D’autres professionnels du tourisme n’ont même pas eu l’occasion d’ouvrir les portes de leur établissement. Les propriétaires d’aquaparcs et de piscines pourront tirer un trait sur la saison estivale 2020. À la tête des Jardins des Zibans, un important complexe touristique et de loisirs à Biskra (450 au sud d’Alger), Ali Serraoui avoue ne pas comprendre pourquoi les autorités n’ont pas autorisé l’ouverture des espaces de loisirs aquatiques.
«Comment expliquer que les plages, où il y a peu de moyens de surveillance, soient ouvertes et qu’une structure de plein air comme la nôtre, qui s’étend sur 11 hectares et 13.000 mètres carrés de bassin, entièrement traité au chlore, reste fermée? Nous avons formé l’ensemble de notre personnel au protocole de sécurité antiCovid-19 et nous disposons même d’un staff médical complet et de deux ambulances médicalisées. Je suis donc étonné par cette décision d’exclusion du gouvernement», regrette Ali Serraoui.
Exclusion
Le patron des Jardins des Zibans considère que le gouvernement n’a pas pris en compte le principe d’égalité entre les citoyens en ne permettant qu’aux seuls habitants des régions côtières d’avoir accès aux plages. «Les habitants des villes des hauts-plateaux et du sud du pays ne peuvent accéder aux quelques aquaparcs et aux piscines qui existent dans ces régions. Ils se retrouvent dans l’impossibilité de se rafraîchir et de s’amuser par des températures qui dépassent les 45 degrés», déplore-t-il.
Pour ce qui est de l’aide financière de l’État de 30.000 dinars (200 euros) accordée aux salariés, le régime de l’inégalité est là aussi de mise.

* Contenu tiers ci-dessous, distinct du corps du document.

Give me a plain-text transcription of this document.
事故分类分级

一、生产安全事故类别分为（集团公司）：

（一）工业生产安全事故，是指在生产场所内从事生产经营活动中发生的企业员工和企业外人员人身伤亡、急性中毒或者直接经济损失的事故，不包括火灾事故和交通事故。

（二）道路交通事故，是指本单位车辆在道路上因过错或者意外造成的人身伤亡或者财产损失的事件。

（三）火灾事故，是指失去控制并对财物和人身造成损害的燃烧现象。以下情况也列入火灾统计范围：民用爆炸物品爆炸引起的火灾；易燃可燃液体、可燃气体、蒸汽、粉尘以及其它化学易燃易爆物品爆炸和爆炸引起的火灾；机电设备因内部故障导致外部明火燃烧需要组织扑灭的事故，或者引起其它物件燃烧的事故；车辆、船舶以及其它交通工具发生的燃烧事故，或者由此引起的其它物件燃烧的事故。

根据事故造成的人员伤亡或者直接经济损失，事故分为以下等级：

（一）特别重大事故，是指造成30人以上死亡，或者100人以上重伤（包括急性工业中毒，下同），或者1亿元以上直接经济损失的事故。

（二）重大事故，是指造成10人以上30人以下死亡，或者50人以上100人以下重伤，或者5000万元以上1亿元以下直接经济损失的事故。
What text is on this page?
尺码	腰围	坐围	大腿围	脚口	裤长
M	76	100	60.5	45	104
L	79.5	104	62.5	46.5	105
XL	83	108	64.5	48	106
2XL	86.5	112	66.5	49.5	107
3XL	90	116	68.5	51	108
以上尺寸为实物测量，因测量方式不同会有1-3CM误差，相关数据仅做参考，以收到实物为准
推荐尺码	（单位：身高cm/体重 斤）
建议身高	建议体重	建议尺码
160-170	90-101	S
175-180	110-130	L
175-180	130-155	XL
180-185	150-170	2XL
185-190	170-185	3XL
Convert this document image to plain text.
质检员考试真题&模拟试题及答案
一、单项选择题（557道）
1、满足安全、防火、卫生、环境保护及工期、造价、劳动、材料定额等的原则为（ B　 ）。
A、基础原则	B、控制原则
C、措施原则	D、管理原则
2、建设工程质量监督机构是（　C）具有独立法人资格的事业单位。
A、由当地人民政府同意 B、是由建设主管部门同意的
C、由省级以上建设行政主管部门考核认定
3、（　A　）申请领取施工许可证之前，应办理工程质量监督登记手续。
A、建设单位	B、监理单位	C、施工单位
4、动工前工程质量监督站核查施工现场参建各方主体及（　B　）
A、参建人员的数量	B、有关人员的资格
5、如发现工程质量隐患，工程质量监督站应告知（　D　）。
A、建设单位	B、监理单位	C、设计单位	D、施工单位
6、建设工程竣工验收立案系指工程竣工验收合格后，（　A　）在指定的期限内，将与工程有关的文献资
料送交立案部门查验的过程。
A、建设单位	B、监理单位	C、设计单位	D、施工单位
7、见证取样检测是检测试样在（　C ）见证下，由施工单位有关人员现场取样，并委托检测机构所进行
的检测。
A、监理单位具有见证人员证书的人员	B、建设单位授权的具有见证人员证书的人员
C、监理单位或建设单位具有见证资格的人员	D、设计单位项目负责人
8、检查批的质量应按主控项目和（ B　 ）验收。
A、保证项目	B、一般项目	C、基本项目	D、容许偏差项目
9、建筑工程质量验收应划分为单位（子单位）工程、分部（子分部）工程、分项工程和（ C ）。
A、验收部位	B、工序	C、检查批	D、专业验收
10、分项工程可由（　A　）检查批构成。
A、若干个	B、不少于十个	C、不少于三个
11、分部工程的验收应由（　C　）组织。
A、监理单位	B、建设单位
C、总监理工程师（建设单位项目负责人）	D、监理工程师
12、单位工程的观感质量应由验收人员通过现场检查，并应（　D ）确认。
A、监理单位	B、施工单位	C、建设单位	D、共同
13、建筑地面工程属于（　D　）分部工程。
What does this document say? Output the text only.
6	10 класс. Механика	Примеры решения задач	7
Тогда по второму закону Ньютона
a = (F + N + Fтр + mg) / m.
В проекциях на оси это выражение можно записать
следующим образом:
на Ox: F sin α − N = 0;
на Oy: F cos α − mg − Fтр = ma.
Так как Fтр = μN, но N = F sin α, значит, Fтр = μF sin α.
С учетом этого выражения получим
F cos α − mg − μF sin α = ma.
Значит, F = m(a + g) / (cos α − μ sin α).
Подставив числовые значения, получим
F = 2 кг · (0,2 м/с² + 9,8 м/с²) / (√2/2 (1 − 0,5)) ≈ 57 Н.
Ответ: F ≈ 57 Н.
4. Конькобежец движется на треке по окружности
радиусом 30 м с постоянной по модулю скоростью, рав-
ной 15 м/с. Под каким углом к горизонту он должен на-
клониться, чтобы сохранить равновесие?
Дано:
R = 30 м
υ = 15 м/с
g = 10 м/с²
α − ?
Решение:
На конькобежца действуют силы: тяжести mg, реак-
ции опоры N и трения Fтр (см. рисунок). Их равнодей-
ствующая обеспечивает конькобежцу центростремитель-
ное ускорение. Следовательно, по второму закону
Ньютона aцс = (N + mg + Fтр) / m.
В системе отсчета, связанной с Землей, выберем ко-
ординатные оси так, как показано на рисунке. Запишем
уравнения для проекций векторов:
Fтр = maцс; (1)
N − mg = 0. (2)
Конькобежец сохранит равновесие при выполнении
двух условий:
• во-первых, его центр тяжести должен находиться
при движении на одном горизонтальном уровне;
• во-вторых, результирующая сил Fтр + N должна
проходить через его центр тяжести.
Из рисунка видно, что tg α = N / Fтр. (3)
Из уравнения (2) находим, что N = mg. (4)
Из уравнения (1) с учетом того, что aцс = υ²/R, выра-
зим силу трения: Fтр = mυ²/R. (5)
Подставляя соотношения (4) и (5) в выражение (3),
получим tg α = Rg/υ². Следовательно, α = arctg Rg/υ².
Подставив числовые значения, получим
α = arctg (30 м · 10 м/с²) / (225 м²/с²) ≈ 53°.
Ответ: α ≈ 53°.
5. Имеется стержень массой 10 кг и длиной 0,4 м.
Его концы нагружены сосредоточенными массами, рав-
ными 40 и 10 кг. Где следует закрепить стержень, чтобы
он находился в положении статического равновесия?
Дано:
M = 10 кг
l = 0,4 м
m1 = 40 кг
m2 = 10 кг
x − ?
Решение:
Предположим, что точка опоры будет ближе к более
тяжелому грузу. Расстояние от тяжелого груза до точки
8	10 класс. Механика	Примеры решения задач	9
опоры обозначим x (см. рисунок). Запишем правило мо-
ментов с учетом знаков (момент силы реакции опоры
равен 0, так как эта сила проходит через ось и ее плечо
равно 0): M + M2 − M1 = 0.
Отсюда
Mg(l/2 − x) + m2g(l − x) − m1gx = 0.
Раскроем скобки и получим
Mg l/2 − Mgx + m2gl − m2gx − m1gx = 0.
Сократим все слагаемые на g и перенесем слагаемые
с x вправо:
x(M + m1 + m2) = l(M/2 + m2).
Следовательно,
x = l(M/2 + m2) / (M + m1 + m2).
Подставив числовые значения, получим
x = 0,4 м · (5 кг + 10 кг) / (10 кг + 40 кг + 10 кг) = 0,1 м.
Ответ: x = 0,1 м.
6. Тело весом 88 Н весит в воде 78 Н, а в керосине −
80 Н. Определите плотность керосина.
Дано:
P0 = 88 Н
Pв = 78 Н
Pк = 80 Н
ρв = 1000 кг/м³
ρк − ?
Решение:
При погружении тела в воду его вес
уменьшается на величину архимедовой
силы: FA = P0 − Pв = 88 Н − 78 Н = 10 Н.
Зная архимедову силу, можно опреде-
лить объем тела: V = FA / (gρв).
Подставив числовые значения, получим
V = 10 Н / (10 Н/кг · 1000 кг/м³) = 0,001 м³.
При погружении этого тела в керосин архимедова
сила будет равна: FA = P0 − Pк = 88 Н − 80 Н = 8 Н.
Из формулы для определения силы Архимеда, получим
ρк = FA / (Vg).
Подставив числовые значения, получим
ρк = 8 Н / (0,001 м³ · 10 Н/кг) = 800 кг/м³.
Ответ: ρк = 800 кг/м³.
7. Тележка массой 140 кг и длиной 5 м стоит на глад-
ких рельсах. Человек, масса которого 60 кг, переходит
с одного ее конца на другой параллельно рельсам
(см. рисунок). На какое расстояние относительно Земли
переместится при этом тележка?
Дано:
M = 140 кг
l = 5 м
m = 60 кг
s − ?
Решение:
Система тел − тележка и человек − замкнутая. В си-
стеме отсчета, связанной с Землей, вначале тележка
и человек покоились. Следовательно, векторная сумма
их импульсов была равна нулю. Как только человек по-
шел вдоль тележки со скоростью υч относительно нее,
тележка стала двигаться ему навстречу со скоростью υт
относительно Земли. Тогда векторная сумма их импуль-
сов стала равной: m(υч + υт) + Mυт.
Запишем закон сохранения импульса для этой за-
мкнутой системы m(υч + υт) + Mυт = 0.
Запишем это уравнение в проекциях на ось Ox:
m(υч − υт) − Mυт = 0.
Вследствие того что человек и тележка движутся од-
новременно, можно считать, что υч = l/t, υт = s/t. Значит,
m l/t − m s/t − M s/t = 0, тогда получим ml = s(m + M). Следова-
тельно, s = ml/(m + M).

Les travailleurs de l’aquaparc de Biskra n’y ont pas droit car, selon des fonctionnaires, cette infrastructure ne relève pas du secteur du tourisme. «C’est une aberration puisque tous nos projets sont placés sous la tutelle du ministère du Tourisme», fulmine Ali Serraoui. Idem pour Nezha Senoussi, la responsable de l’agence de voyages d’Alger, qui n’a pu en bénéficier car elle n’est accordée «qu’aux personnes mariées ou ayant un enfant ou un parent à charge». Les célibataires, femmes et hommes, sont donc exclus de ce mécanisme…
«Le tourisme algérien n’est pas encore mature, il lui manque quelques ingrédients. Le gouvernement doit profiter de la situation actuelle pour définir clairement quel type de tourisme nous souhaitons développer en Algérie. Les études disent que le tourisme mondial repartira à la hausse dès 2022-2023, nous devons donc être prêts pour cette reprise. Dans quelques années, l’Algérie pourrait devenir une destination touristique de premier plan», assure-t-il.
Brahim Aflah Hadj-Nacer appelle les autorités à prendre des mesures courageuses, notamment la création d’une police touristique, pour protéger le patrimoine de l’Algérie. «Notre pays dispose du second patrimoine historique romain du monde après l’Italie. Des régions comme Constantine, Batna et Sétif peuvent vivre du tourisme. Saint Augustin est algérien, des millions de personnes à travers le monde voudraient voir sa terre natale à condition que les conditions d’accueil soient correctes.» Cette crise du Covid-19 pourrait donc provoquer une impulsion pour la relance du secteur. À condition que les entreprises, actuellement en grande difficulté, ne fassent pas faillite.